Monday, January 18, 2010

Quote-ables.

"I have a dream...." -Reverend Martin Luther King, Jr.

January 18th. The day we celebrate the life of Rev. Martin Luther King, Jr.

Reverend Martin Luther King, Jr. is, in part, the reason my blog is called what it is. While I hugely admire what he did to help move our nation toward racial equality and end discrimination, that is not why my blog reads "...but I have a dream." at the top.


This post isn't about skin color or origin of birth. This post isn't even about racial equality (which I do whole heartedly believe in, thank you very much).

This post is about PASSION.

(Excerpts from a speech he gave, now remembered as the 'I have a dream Speech;'
"I have a dream that one day this nation will rise up and live out the true meaning of its creed: 'We hold these truths to be self-evident, that all men are created equal...
...I have a dream that my four little children will one day live in a nation where they will not be judged by the color of their skin, but by the content of their character...
...I have a dream that one day on the red hills of Georgia the sons of former slaves and the sons of former slave owners will be able to sit down together at a table of brotherhood." )

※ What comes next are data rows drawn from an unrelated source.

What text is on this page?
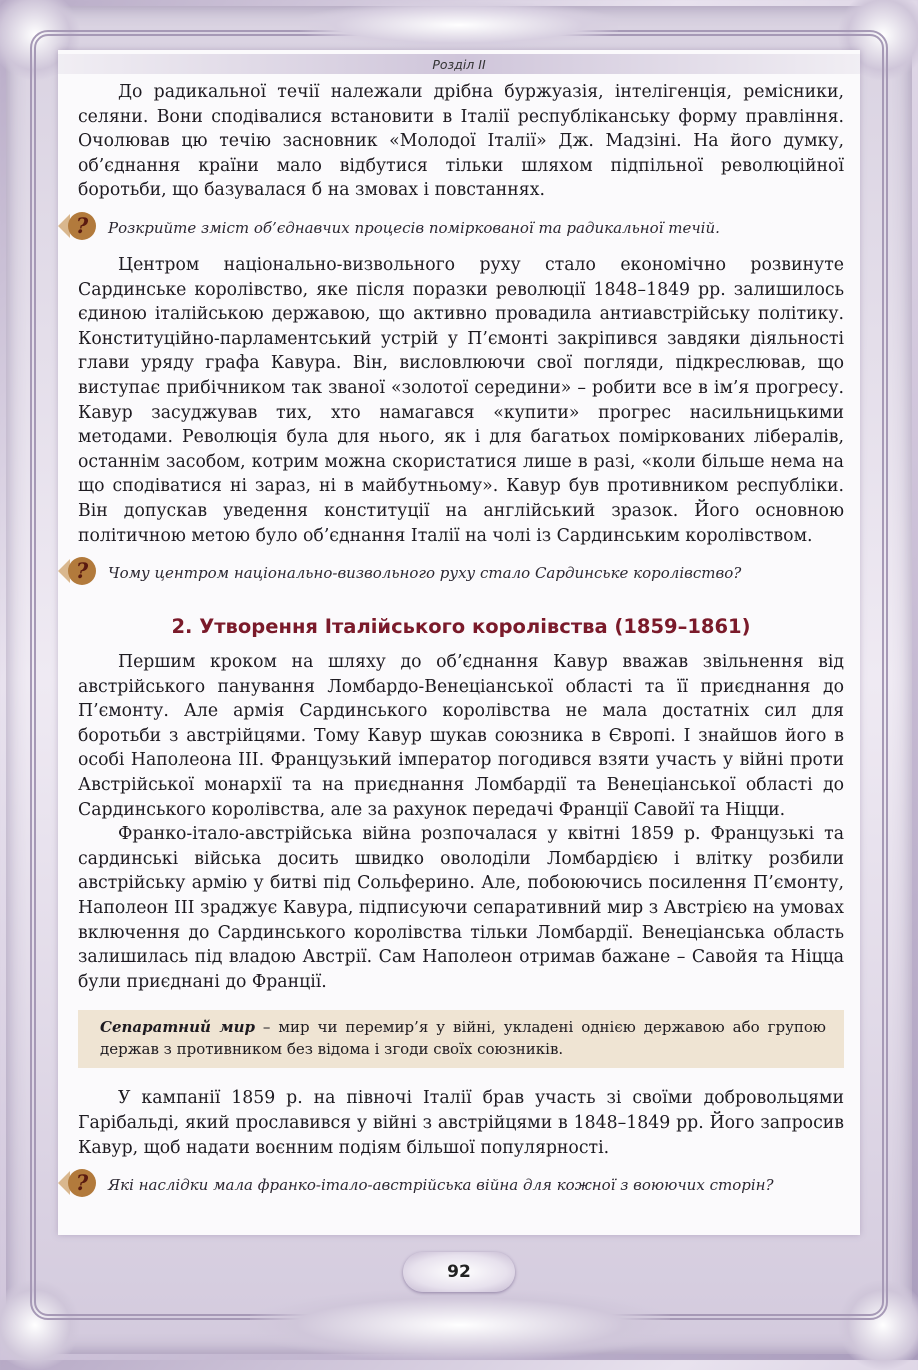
Розділ ІІ

До радикальної течії належали дрібна буржуазія, інтелігенція, ремісники, селяни. Вони сподівалися встановити в Італії республіканську форму правління. Очолював цю течію засновник «Молодої Італії» Дж. Мадзіні. На його думку, об’єднання країни мало відбутися тільки шляхом підпільної революційної боротьби, що базувалася б на змовах і повстаннях.

? Розкрийте зміст об’єднавчих процесів поміркованої та радикальної течій.

Центром національно-визвольного руху стало економічно розвинуте Сардинське королівство, яке після поразки революції 1848–1849 рр. залишилось єдиною італійською державою, що активно провадила антиавстрійську політику. Конституційно-парламентський устрій у П’ємонті закріпився завдяки діяльності глави уряду графа Кавура. Він, висловлюючи свої погляди, підкреслював, що виступає прибічником так званої «золотої середини» – робити все в ім’я прогресу. Кавур засуджував тих, хто намагався «купити» прогрес насильницькими методами. Революція була для нього, як і для багатьох поміркованих лібералів, останнім засобом, котрим можна скористатися лише в разі, «коли більше нема на що сподіватися ні зараз, ні в майбутньому». Кавур був противником республіки. Він допускав уведення конституції на англійський зразок. Його основною політичною метою було об’єднання Італії на чолі із Сардинським королівством.

? Чому центром національно-визвольного руху стало Сардинське королівство?
2. Утворення Італійського королівства (1859–1861)

Першим кроком на шляху до об’єднання Кавур вважав звільнення від австрійського панування Ломбардо-Венеціанської області та її приєднання до П’ємонту. Але армія Сардинського королівства не мала достатніх сил для боротьби з австрійцями. Тому Кавур шукав союзника в Європі. І знайшов його в особі Наполеона ІІІ. Французький імператор погодився взяти участь у війні проти Австрійської монархії та на приєднання Ломбардії та Венеціанської області до Сардинського королівства, але за рахунок передачі Франції Савойї та Ніцци.

Франко-італо-австрійська війна розпочалася у квітні 1859 р. Французькі та сардинські війська досить швидко оволоділи Ломбардією і влітку розбили австрійську армію у битві під Сольферино. Але, побоюючись посилення П’ємонту, Наполеон ІІІ зраджує Кавура, підписуючи сепаративний мир з Австрією на умовах включення до Сардинського королівства тільки Ломбардії. Венеціанська область залишилась під владою Австрії. Сам Наполеон отримав бажане – Савойя та Ніцца були приєднані до Франції.

Сепаратний мир – мир чи перемир’я у війні, укладені однією державою або групою держав з противником без відома і згоди своїх союзників.

У кампанії 1859 р. на півночі Італії брав участь зі своїми добровольцями Гарібальді, який прославився у війні з австрійцями в 1848–1849 рр. Його запросив Кавур, щоб надати воєнним подіям більшої популярності.

? Які наслідки мала франко-італо-австрійська війна для кожної з воюючих сторін?
92
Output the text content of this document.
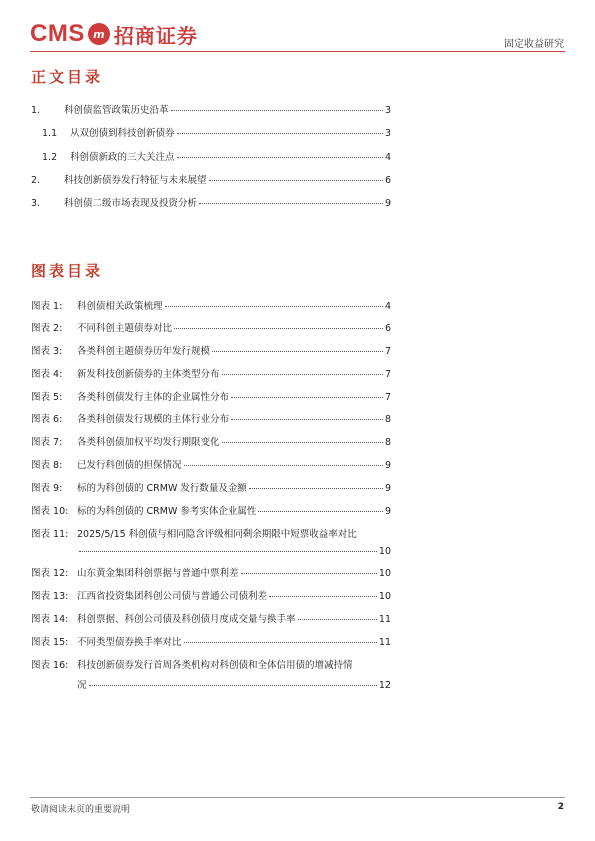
CMS m 招商证券	固定收益研究
正文目录
1.	科创债监管政策历史沿革	3
1.1	从双创债到科技创新债券	3
1.2	科创债新政的三大关注点	4
2.	科技创新债券发行特征与未来展望	6
3.	科创债二级市场表现及投资分析	9
图表目录
图表 1:	科创债相关政策梳理	4
图表 2:	不同科创主题债券对比	6
图表 3:	各类科创主题债券历年发行规模	7
图表 4:	新发科技创新债券的主体类型分布	7
图表 5:	各类科创债发行主体的企业属性分布	7
图表 6:	各类科创债发行规模的主体行业分布	8
图表 7:	各类科创债加权平均发行期限变化	8
图表 8:	已发行科创债的担保情况	9
图表 9:	标的为科创债的 CRMW 发行数量及金额	9
图表 10: 标的为科创债的 CRMW 参考实体企业属性	9
图表 11: 2025/5/15 科创债与相同隐含评级相同剩余期限中短票收益率对比
10
图表 12: 山东黄金集团科创票据与普通中票利差	10
图表 13: 江西省投资集团科创公司债与普通公司债利差	10
图表 14: 科创票据、科创公司债及科创债月度成交量与换手率	11
图表 15: 不同类型债券换手率对比	11
图表 16: 科技创新债券发行首周各类机构对科创债和全体信用债的增减持情
况	12
敬请阅读末页的重要说明	2
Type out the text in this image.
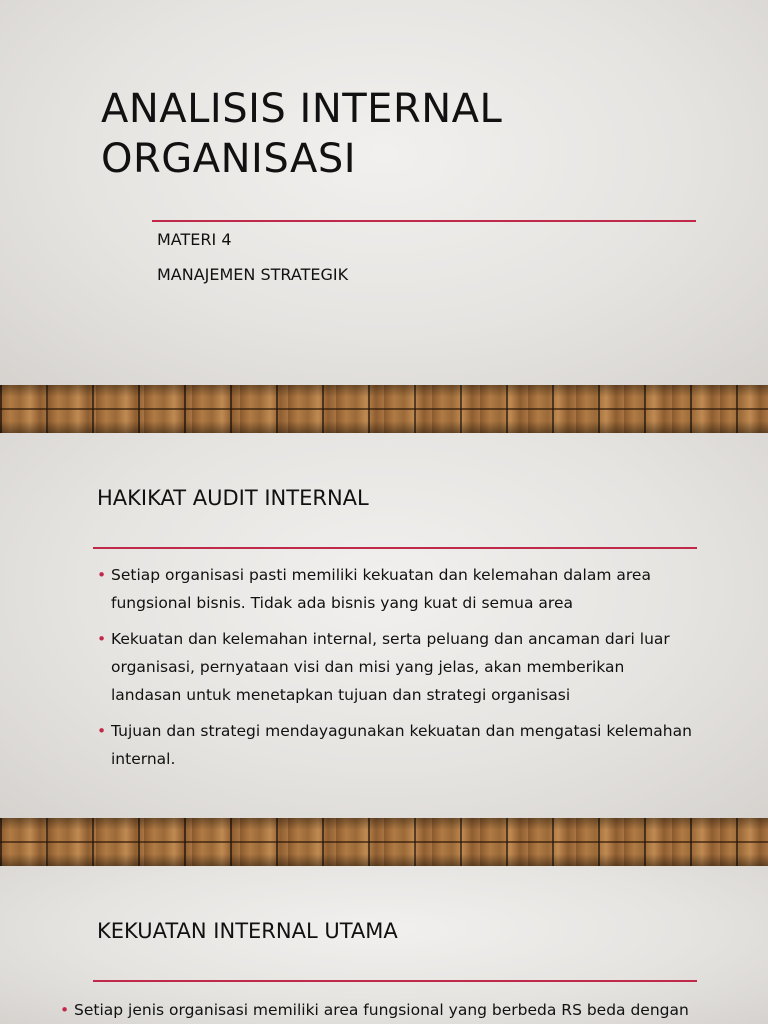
ANALISIS INTERNAL
ORGANISASI

MATERI 4

MANAJEMEN STRATEGIK

HAKIKAT AUDIT INTERNAL
• Setiap organisasi pasti memiliki kekuatan dan kelemahan dalam area fungsional bisnis. Tidak ada bisnis yang kuat di semua area
• Kekuatan dan kelemahan internal, serta peluang dan ancaman dari luar organisasi, pernyataan visi dan misi yang jelas, akan memberikan landasan untuk menetapkan tujuan dan strategi organisasi
• Tujuan dan strategi mendayagunakan kekuatan dan mengatasi kelemahan internal.
KEKUATAN INTERNAL UTAMA
• Setiap jenis organisasi memiliki area fungsional yang berbeda RS beda dengan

The thing I most respect about Rev. Martin Luther King, Jr. is that he was a man of great action; he saw what was wrong with his nation, his world, and actually did something to improve it.

(If you don't know who he was, or what he did, shame on you. Google him.)

In the end, he died for what he believed. April 4th, 1968, in Memphis, Tennessee, he was assassinated. (side note: I've been lied to by Bono my whole life. I need to tell you that Bono told me, in his song "Pride(In the Name of Love)" that "Early morning, April 4th, shot rings out in the Memphis sky..." He was shot at 6:05 pm...oh well. Good song.)

While still alive, he was the youngest man (at 35) to ever receive a Nobel Peace Prize (and he actually did stuff to earn it, but that is another story...). He was posthumously awarded the Presidential Medal of Freedom in 1977 and the Congressional Gold Medal in 2004. In 1986, Martin Luther King, Jr. Day was established as a USA national holiday.

King was a radical. King was passionate.
King knew what he was made to do and he did it.

While I do not expect to be assassinated anytime soon, and while my dream isn't the same is his, I know that I was created for a purpose. I fully intend, by the grace and aid of God, to fulfill that purpose(see blog post titled "With a Pen in My Hand").
And I will not, WILL NOT, be stopped.

My name is not King, but I HAVE A DREAM.